Sementara itu, Wakil Wali Kota Tidore Kepulauan Ahmad Laiman mengapresiasi peran generasi muda yang tetap peduli terhadap pelestarian budaya di tengah perkembangan zaman.
“Di tengah kemajuan zaman, saya yakin pemuda Tidore tidak akan berhenti melestarikan tradisi seni dan budaya daerah,” kata Ahmad.
Samsuddin menambahkan, kegiatan tersebut menjadi bukti kolaborasi antara pemerintah dan generasi muda dalam merawat budaya lokal.
Ia berharap melalui Sound of Spices Saluma, Maluku Utara semakin dikenal sebagai daerah yang kaya akan kreativitas dan budaya.

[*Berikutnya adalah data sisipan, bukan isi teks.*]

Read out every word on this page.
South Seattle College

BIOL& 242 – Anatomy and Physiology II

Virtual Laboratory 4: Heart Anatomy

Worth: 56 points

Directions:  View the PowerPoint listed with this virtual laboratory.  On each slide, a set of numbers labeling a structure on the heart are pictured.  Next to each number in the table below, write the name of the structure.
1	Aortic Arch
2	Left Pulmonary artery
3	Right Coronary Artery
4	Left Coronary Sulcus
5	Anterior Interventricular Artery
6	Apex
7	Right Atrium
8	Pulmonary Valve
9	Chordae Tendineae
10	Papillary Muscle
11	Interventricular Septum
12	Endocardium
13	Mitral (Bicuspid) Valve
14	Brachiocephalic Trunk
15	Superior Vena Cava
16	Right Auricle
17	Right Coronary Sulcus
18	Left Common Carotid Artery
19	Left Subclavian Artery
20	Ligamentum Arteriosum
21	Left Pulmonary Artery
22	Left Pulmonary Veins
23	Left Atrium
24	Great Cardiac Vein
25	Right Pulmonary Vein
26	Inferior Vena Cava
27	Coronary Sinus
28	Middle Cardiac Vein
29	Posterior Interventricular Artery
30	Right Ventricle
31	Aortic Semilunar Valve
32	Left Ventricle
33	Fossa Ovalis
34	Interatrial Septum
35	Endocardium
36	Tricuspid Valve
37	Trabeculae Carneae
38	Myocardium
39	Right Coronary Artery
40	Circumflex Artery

“Pagelaran ini menjadi ruang yang mempertemukan berbagai elemen masyarakat, memperkuat kebersamaan, serta menumbuhkan kebanggaan sebagai masyarakat Maluku Utara,” tuturnya.
Pemerintah Provinsi Maluku Utara, lanjut dia, akan terus mendorong pelestarian dan pengembangan kebudayaan sebagai bagian dari penguatan sektor pariwisata dan ekonomi kreatif berbasis kearifan lokal.
Kegiatan ini juga mencerminkan peran generasi muda dalam menjaga kesinambungan budaya, sekaligus menjadi jembatan antara nilai-nilai tradisi dan perkembangan masa kini.